Other reviews also praised the production and orchestration. Burt contended that "Clara Bow" featured different textures and instrumental timbres than Swift's previous songs. Beats Per Minute's John Wohlmacher praised the "gorgeous melody and urgent pre-chorus", and Les Inrockuptibles' Sophie Rosement described the string arrangement as "superb". Olsen deemed it one of the album's best five tracks, saying that both the lyrics and production contained "a shock factor", especially in how "Swift allows the music to speak for itself". Billboards Jason Lipshutz placed "Clara Bow" at number 15 on his ranking of all 31 tracks from the double album edition of The Tortured Poets Department, highlighting the "careful pop rock" production and Swift's breathy vocals. Mary Siroky of Consequence regarded the song as the album's "clear highlight", praising how the minimal production allowed the listener to emerge in the narrative lyrics: "It's enough to be moved to tears when the time is taken to sit and revel in the story." Powers described the song as a "lovely minuet" and highlighted how it "ends abruptly", which captured anxiety that evoked the ending scene of the film All About Eve. NPR featured "Clara Bow" in their selection "124 Best Songs of 2024"; Powers praised the orchestration as show-stopping and dazzling.

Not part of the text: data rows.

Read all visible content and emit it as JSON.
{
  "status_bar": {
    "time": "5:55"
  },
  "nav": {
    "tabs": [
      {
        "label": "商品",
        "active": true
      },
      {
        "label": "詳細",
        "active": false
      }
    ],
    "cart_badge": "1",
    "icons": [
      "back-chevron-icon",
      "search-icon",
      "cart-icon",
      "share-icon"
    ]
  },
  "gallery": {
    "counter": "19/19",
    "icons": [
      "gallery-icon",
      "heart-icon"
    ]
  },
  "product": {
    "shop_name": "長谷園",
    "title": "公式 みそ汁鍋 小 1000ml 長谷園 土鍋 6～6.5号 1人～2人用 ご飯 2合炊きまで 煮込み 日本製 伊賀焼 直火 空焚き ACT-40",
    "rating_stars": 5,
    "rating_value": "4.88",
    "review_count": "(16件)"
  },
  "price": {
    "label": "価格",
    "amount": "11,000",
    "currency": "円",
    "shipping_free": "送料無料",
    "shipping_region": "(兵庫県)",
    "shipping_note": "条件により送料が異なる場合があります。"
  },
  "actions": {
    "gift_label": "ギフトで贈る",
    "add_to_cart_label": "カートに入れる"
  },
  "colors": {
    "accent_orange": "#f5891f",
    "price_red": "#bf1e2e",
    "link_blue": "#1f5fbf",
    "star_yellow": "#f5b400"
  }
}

==Commercial performance==
"Clara Bow" debuted at peaked at number 22 on the Billboard Global 200 chart. In the United States, the track debuted and peaked at number 21 on the Billboard Hot 100. It was one of the 32 tracks that Swift had on the Hot 100 chart that week, setting the record for the most simultaneous chart entries for a female artist. In Australia, the song debuted at number 20 on the ARIA Singles Chart and has received a gold certification; together with other tracks from The Tortured Poets Department, it made Swift the artist with the most entries in a single week, with 29. Elsewhere, "Clara Bow" charted within the top 25 on the charts in New Zealand (22), Singapore (22), and Canada (23).

==Credits and personnel==
Credits are adapted from the liner notes of The Tortured Poets Department.

Recording locations

- Recorded at Long Pond Studio, New York
- London Contemporary Orchestra's performance recorded at AIR Studios, London
- Glenn Kotche's performance recorded at Narwhal Studios, Chicago
- Thomas Bartlett's performance recorded at The Dwelling, New York
- Mixed at MixStar Studios, Virginia Beach

Personnel
- Taylor Swift – vocals, songwriter, producer
- Aaron Dessner – producer, songwriter, piano, synthesizer, percussion, bass, drum programming
- Glenn Kotche – drums, percussion
- James McAlister – engineering, synthesizer, percussion, keyboards
- J.T. Bates – drums
- Thomas Bartlett – engineering, synthesizer, keyboards, piano
- Robert Ames – conductor
- Abi Hyde-Smith – cello
- Brian O'Kane – cello
- Max Ruisi – cello
- Reinoud Ford – cello
- Chris Kelly – double bass
- Dave Brown – double bass
- Sophie Roper – double bass
- Elisa Bergersen – viola
- Matthew Kettle – viola
- Morgan Goff – viola
- Nicholas Bootiman – viola
- Amy Swain – viola
- Akiko Ishikawa – violin
- Cara Laskaris – violin
- Iona Allan – violin
- Kirsty Mangan – violin
- Nicole Crespo O'Donoghue – violin
- Ronald Long – violin
- Sophie Mather – violin
- Dan Oates – violin
- Eloisa-Fleur Thorn – violin
- Emily Holland – violin
- Anna de Bruin – violin
- Galya Bisengalieva – violin
- Agata Daraskaite – violin
- Jlian Azkoul – violin
- Marianne Haynes – violin
- Serban Ghenea – mixing
- Bryce Bordone – mix engineer
- Jonathan Low – engineering
- Jeremy Murphy – engineering
- Bryce Dessner – recording arrangement
- Bella Blasko – additional engineering
- Laura Beck – engineering assistance
- Randy Merrill – mastering
- Ryan Smith – mastering

==Charts==

| Chart (2024) | Peak position |
|---|---|
| Australia (ARIA) | 20 |
| Canada Hot 100 (Billboard) | 23 |
| France (SNEP) | 191 |
| Global 200 (Billboard) | 22 |
| Greece International (IFPI) | 48 |
| New Zealand (Recorded Music NZ) | 22 |
| Portugal (AFP) | 56 |
| Singapore (RIAS) | 22 |
| Sweden (Sverigetopplistan) | 78 |
| Swiss Streaming (Schweizer Hitparade) | 60 |
| UK Streaming (OCC) | 26 |
| US Billboard Hot 100 | 21 |

==Certifications==

Certifications for "Clara Bow"
| Region | Certification | Certified units/sales |
| Australia (ARIA) | Gold | 35,000^{‡} |
| Brazil (Pro-Música Brasil) | Platinum | 40,000^{‡} |
^{‡} Sales+streaming figures based on certification alone.